WhatsApp / Messenger
Realtime 1:1 and group chat with ordering, delivery receipts and offline delivery.
Open the interactive version → diagrams, practice & moreRequirements
Functional
- Send/receive realtime
- Groups
- Delivery/read receipts
- Offline delivery
- Media
Non-functional
- Low latency
- Ordered, exactly-once feel
- Millions of live connections
Scale
Billions of messages/day
The approach
Persistent WebSocket connections to a horizontally-scaled gateway tier; a per-recipient queue/inbox ensures ordering and offline storage; messages persisted; presence in cache.
Key components
Client ⇄ LB ⇄ WS gateway · message queue/inbox · history store (NoSQL) · presence cache
Numbers that matter
- Millions of concurrent live connections — the gateway tier is sized by open sockets, not requests/sec; every idle connection still costs memory and a heartbeat.
- A message for an offline user must persist — write to a per-recipient inbox/queue and deliver on reconnect; "delivered" and "read" are two separate receipts.

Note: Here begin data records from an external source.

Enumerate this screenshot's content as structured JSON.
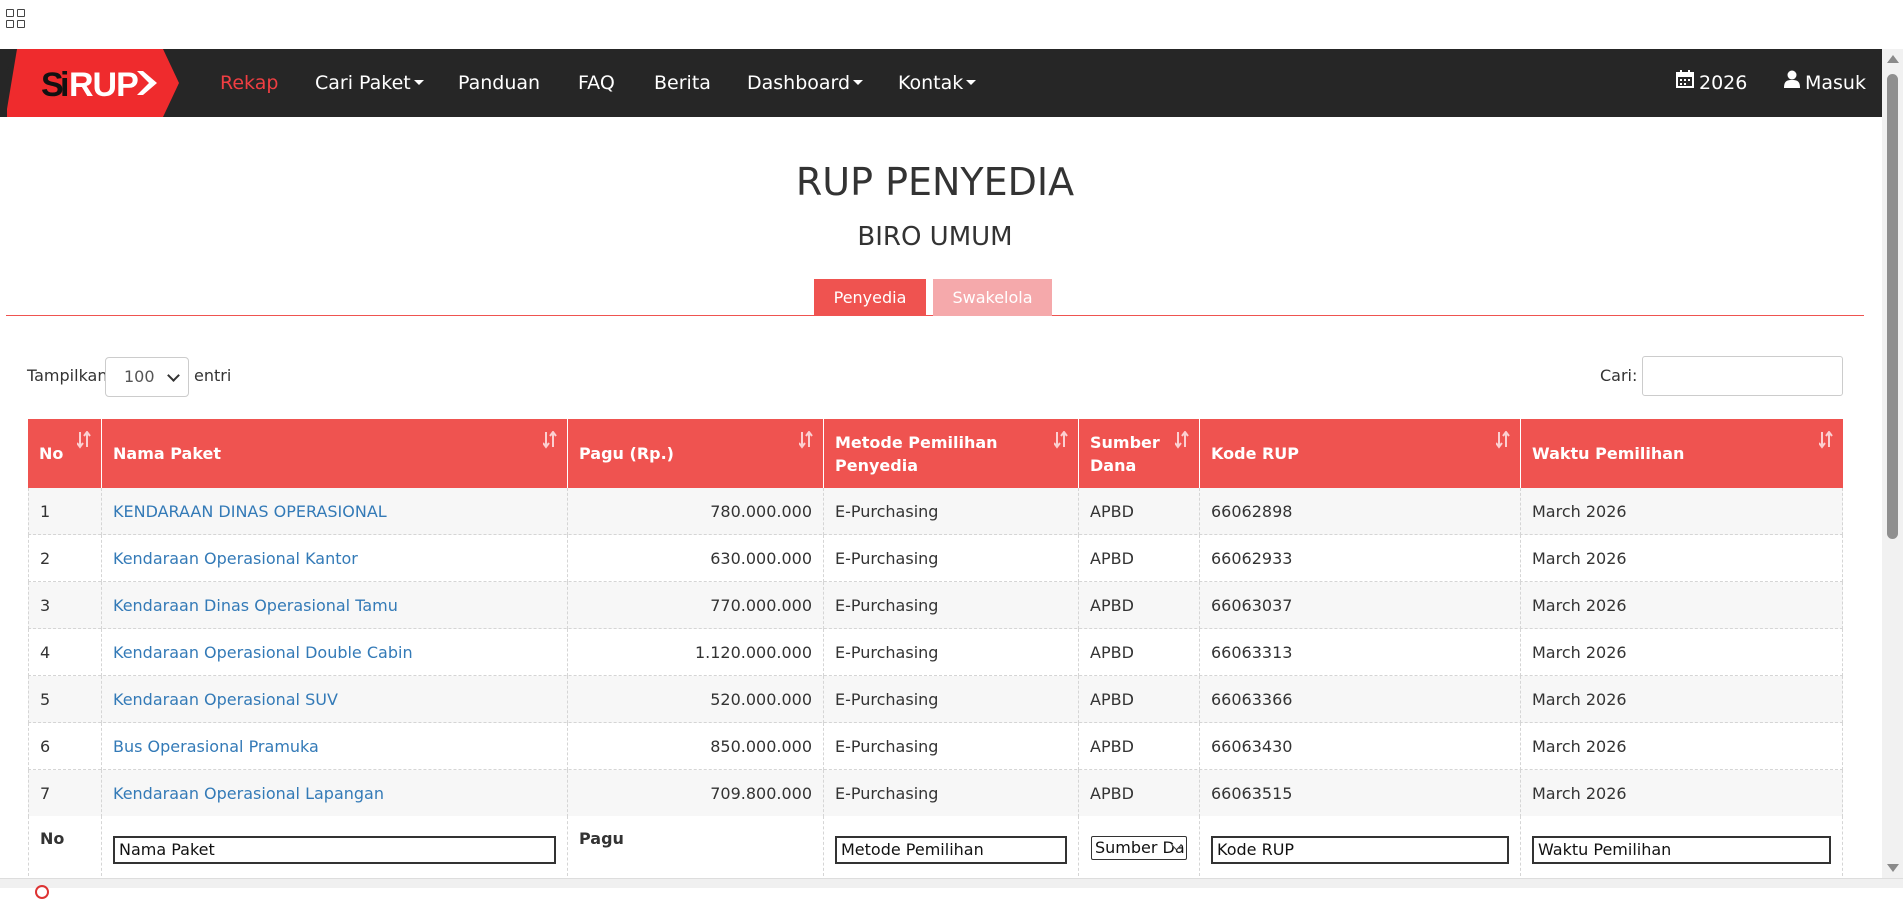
{
  "nav": {
    "logo_text": "SiRUP",
    "items": [
      {
        "label": "Rekap",
        "active": true,
        "dropdown": false
      },
      {
        "label": "Cari Paket",
        "active": false,
        "dropdown": true
      },
      {
        "label": "Panduan",
        "active": false,
        "dropdown": false
      },
      {
        "label": "FAQ",
        "active": false,
        "dropdown": false
      },
      {
        "label": "Berita",
        "active": false,
        "dropdown": false
      },
      {
        "label": "Dashboard",
        "active": false,
        "dropdown": true
      },
      {
        "label": "Kontak",
        "active": false,
        "dropdown": true
      }
    ],
    "year": "2026",
    "login": "Masuk"
  },
  "page": {
    "title": "RUP PENYEDIA",
    "subtitle": "BIRO UMUM"
  },
  "tabs": [
    {
      "label": "Penyedia",
      "active": true
    },
    {
      "label": "Swakelola",
      "active": false
    }
  ],
  "controls": {
    "show_label": "Tampilkan",
    "page_length": "100",
    "entries_label": "entri",
    "search_label": "Cari:",
    "search_value": ""
  },
  "table": {
    "headers": [
      "No",
      "Nama Paket",
      "Pagu (Rp.)",
      "Metode Pemilihan Penyedia",
      "Sumber Dana",
      "Kode RUP",
      "Waktu Pemilihan"
    ],
    "rows": [
      [
        "1",
        "KENDARAAN DINAS OPERASIONAL",
        "780.000.000",
        "E-Purchasing",
        "APBD",
        "66062898",
        "March 2026"
      ],
      [
        "2",
        "Kendaraan Operasional Kantor",
        "630.000.000",
        "E-Purchasing",
        "APBD",
        "66062933",
        "March 2026"
      ],
      [
        "3",
        "Kendaraan Dinas Operasional Tamu",
        "770.000.000",
        "E-Purchasing",
        "APBD",
        "66063037",
        "March 2026"
      ],
      [
        "4",
        "Kendaraan Operasional Double Cabin",
        "1.120.000.000",
        "E-Purchasing",
        "APBD",
        "66063313",
        "March 2026"
      ],
      [
        "5",
        "Kendaraan Operasional SUV",
        "520.000.000",
        "E-Purchasing",
        "APBD",
        "66063366",
        "March 2026"
      ],
      [
        "6",
        "Bus Operasional Pramuka",
        "850.000.000",
        "E-Purchasing",
        "APBD",
        "66063430",
        "March 2026"
      ],
      [
        "7",
        "Kendaraan Operasional Lapangan",
        "709.800.000",
        "E-Purchasing",
        "APBD",
        "66063515",
        "March 2026"
      ]
    ],
    "footer": {
      "no": "No",
      "nama_paket": "Nama Paket",
      "pagu": "Pagu",
      "metode": "Metode Pemilihan",
      "sumber": "Sumber Dana",
      "kode": "Kode RUP",
      "waktu": "Waktu Pemilihan"
    }
  },
  "colors": {
    "navbar": "#262626",
    "accent": "#ef5350",
    "active_nav": "#ef3e42",
    "link": "#337ab7"
  }
}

- Group fan-out is the trap — a 1000-member group means one send → up to 1000 deliveries; do it async via the inbox, never on the sender's request thread.
- Ordering is per-chat, not global — a monotonic sortable ID per conversation is enough; global ordering across all chats is unnecessary and unscalable.
Senior deep-dive
Connections are stateful — that is the whole problem. Unlike HTTP, each user holds a live socket on one specific gateway.

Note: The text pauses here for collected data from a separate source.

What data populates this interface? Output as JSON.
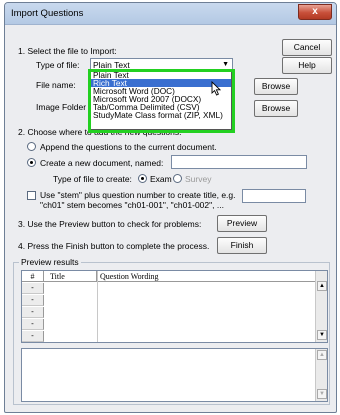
{
  "window": {
    "title": "Import Questions",
    "close_label": "x"
  },
  "buttons": {
    "cancel": "Cancel",
    "help": "Help",
    "browse_file": "Browse",
    "browse_folder": "Browse",
    "preview": "Preview",
    "finish": "Finish"
  },
  "step1": {
    "heading": "1.  Select the file to Import:",
    "type_label": "Type of file:",
    "type_value": "Plain Text",
    "file_name_label": "File name:",
    "image_folder_label": "Image Folder"
  },
  "dropdown": {
    "options": [
      "Plain Text",
      "Rich Text",
      "Microsoft Word (DOC)",
      "Microsoft Word 2007 (DOCX)",
      "Tab/Comma Delimited (CSV)",
      "StudyMate Class format (ZIP, XML)"
    ],
    "selected_index": 1
  },
  "step2": {
    "heading": "2.  Choose where to add the new questions:",
    "append_label": "Append the questions to the current document.",
    "create_label": "Create a new document, named:",
    "type_create_label": "Type of file to create:",
    "exam_label": "Exam",
    "survey_label": "Survey",
    "stem_line1": "Use \"stem\" plus question number to create title,  e.g.",
    "stem_line2": "\"ch01\" stem becomes \"ch01-001\",  \"ch01-002\", ..."
  },
  "step3": {
    "heading": "3.  Use the Preview button to check for problems:"
  },
  "step4": {
    "heading": "4.  Press the Finish button to complete the process."
  },
  "preview": {
    "group_label": "Preview results",
    "columns": [
      "#",
      "Title",
      "Question Wording"
    ],
    "rows": [
      "-",
      "-",
      "-",
      "-",
      "-"
    ]
  },
  "colors": {
    "highlight": "#23d021",
    "selection": "#3a6fd0",
    "close": "#c8503a"
  }
}
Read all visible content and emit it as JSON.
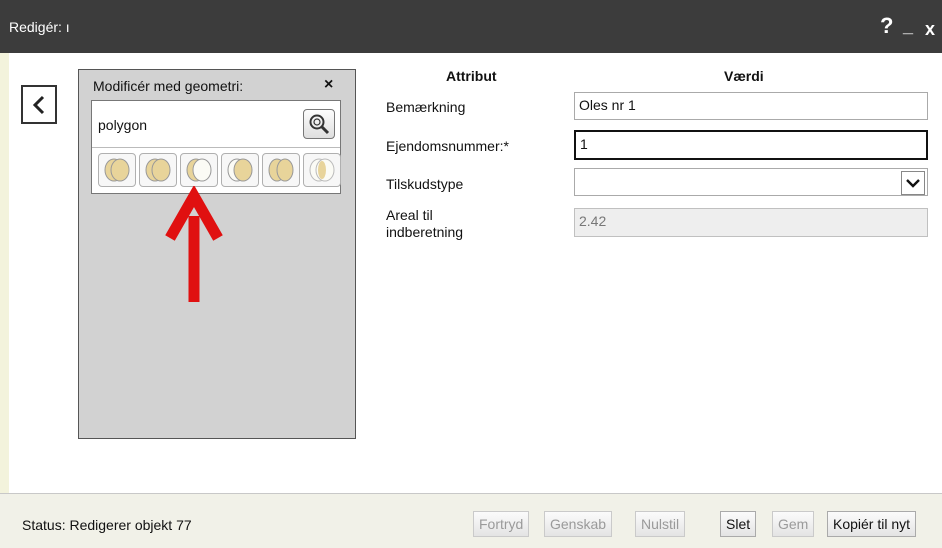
{
  "window": {
    "title": "Redigér: ı",
    "help_label": "?",
    "minimize_label": "_",
    "close_label": "x"
  },
  "back_button": {
    "icon": "chevron-left-icon"
  },
  "geometry_panel": {
    "header": "Modificér med geometri:",
    "close_label": "×",
    "geometry_type": "polygon",
    "zoom_icon": "zoom-to-icon",
    "tools": [
      {
        "name": "union-tool-icon"
      },
      {
        "name": "overlap-tool-icon"
      },
      {
        "name": "difference-tool-icon"
      },
      {
        "name": "subtract-tool-icon"
      },
      {
        "name": "split-tool-icon"
      },
      {
        "name": "intersect-tool-icon"
      }
    ]
  },
  "form": {
    "col_attribute": "Attribut",
    "col_value": "Værdi",
    "fields": [
      {
        "label": "Bemærkning",
        "value": "Oles nr 1"
      },
      {
        "label": "Ejendomsnummer:*",
        "value": "1"
      },
      {
        "label": "Tilskudstype",
        "value": ""
      },
      {
        "label": "Areal til indberetning",
        "value": "2.42"
      }
    ]
  },
  "status": {
    "text": "Status: Redigerer objekt 77",
    "buttons": {
      "undo": "Fortryd",
      "redo": "Genskab",
      "reset": "Nulstil",
      "delete": "Slet",
      "save": "Gem",
      "copy_new": "Kopiér til nyt"
    }
  },
  "colors": {
    "titlebar": "#3c3c3c",
    "panel": "#d2d2d2",
    "arrow": "#e01010",
    "statusbar": "#f1f1e8"
  }
}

You need a routing layer mapping user → which gateway holds their socket (a presence/registry) so a message for them can be delivered.
Ordering uses monotonic per-chat IDs; "exactly-once" = at-least-once delivery + idempotent client dedup.

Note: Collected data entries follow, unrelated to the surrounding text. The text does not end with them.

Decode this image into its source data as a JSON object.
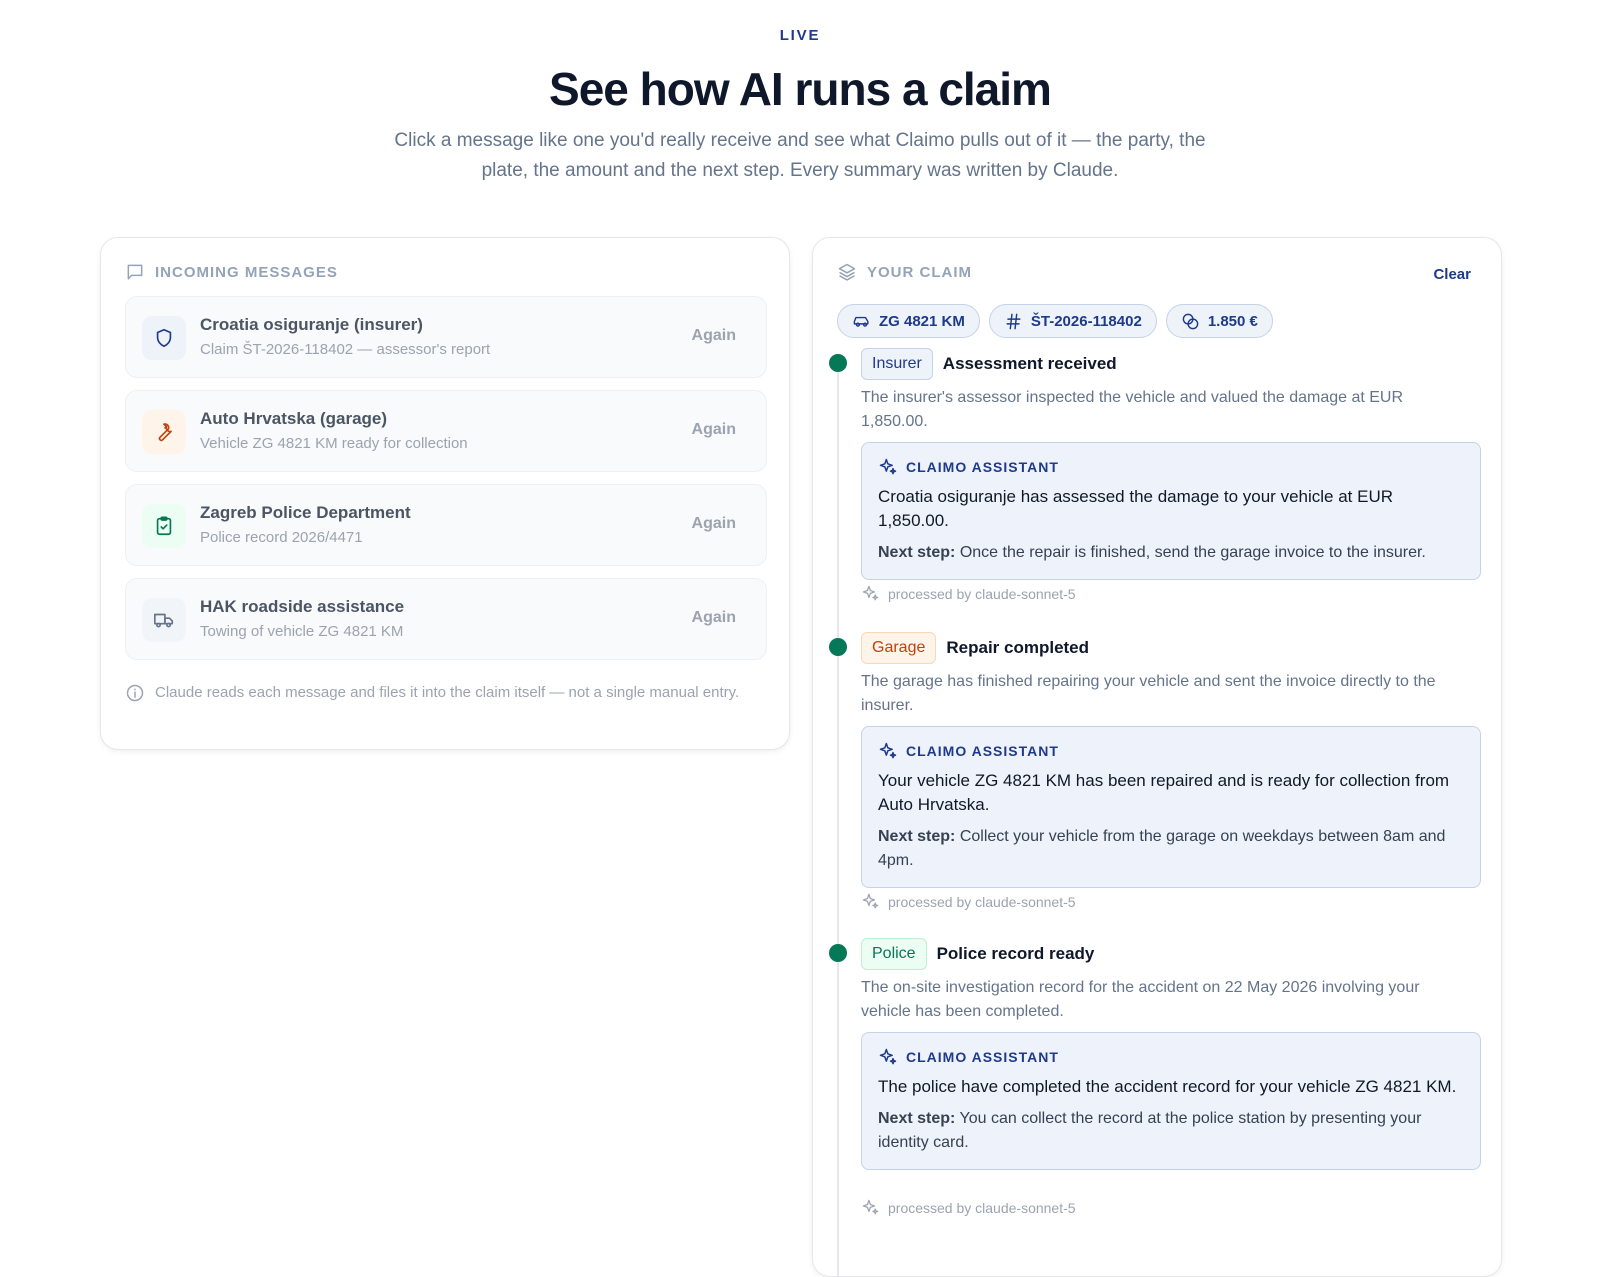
{
  "hero": {
    "eyebrow": "LIVE",
    "title": "See how AI runs a claim",
    "subtitle": "Click a message like one you'd really receive and see what Claimo pulls out of it — the party, the plate, the amount and the next step. Every summary was written by Claude."
  },
  "incoming": {
    "heading": "INCOMING MESSAGES",
    "messages": [
      {
        "name": "Croatia osiguranje (insurer)",
        "desc": "Claim ŠT-2026-118402 — assessor's report",
        "action": "Again",
        "icon": "shield-icon",
        "color": "#1e3a8a"
      },
      {
        "name": "Auto Hrvatska (garage)",
        "desc": "Vehicle ZG 4821 KM ready for collection",
        "action": "Again",
        "icon": "wrench-icon",
        "color": "#c2410c"
      },
      {
        "name": "Zagreb Police Department",
        "desc": "Police record 2026/4471",
        "action": "Again",
        "icon": "clipboard-check-icon",
        "color": "#047857"
      },
      {
        "name": "HAK roadside assistance",
        "desc": "Towing of vehicle ZG 4821 KM",
        "action": "Again",
        "icon": "truck-icon",
        "color": "#64748b"
      }
    ],
    "note": "Claude reads each message and files it into the claim itself — not a single manual entry."
  },
  "claim": {
    "heading": "YOUR CLAIM",
    "clear_label": "Clear",
    "chips": [
      {
        "label": "ZG 4821 KM",
        "icon": "car-icon"
      },
      {
        "label": "ŠT-2026-118402",
        "icon": "hash-icon"
      },
      {
        "label": "1.850 €",
        "icon": "coins-icon"
      }
    ],
    "events": [
      {
        "tag": "Insurer",
        "title": "Assessment received",
        "text": "The insurer's assessor inspected the vehicle and valued the damage at EUR 1,850.00.",
        "assistant_label": "CLAIMO ASSISTANT",
        "summary": "Croatia osiguranje has assessed the damage to your vehicle at EUR 1,850.00.",
        "next_label": "Next step:",
        "next": "Once the repair is finished, send the garage invoice to the insurer.",
        "processed": "processed by claude-sonnet-5"
      },
      {
        "tag": "Garage",
        "title": "Repair completed",
        "text": "The garage has finished repairing your vehicle and sent the invoice directly to the insurer.",
        "assistant_label": "CLAIMO ASSISTANT",
        "summary": "Your vehicle ZG 4821 KM has been repaired and is ready for collection from Auto Hrvatska.",
        "next_label": "Next step:",
        "next": "Collect your vehicle from the garage on weekdays between 8am and 4pm.",
        "processed": "processed by claude-sonnet-5"
      },
      {
        "tag": "Police",
        "title": "Police record ready",
        "text": "The on-site investigation record for the accident on 22 May 2026 involving your vehicle has been completed.",
        "assistant_label": "CLAIMO ASSISTANT",
        "summary": "The police have completed the accident record for your vehicle ZG 4821 KM.",
        "next_label": "Next step:",
        "next": "You can collect the record at the police station by presenting your identity card.",
        "processed": "processed by claude-sonnet-5"
      }
    ]
  }
}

Stateful connections change everything
A chat server is not a stateless HTTP box — each user's socket lives on one specific gateway, and that gateway must be reachable to deliver their messages. Load balancers route the initial connect; a presence registry then tracks user → gateway so senders can find recipients. Lose that mapping and messages have nowhere to go.
The inbox makes offline delivery work
Never assume the recipient is online. Write every message to a durable per-recipient inbox, push it if they are connected, and replay on reconnect. This is also what gives you ordering and receipts — "delivered" when it lands in the inbox, "read" when the client acks.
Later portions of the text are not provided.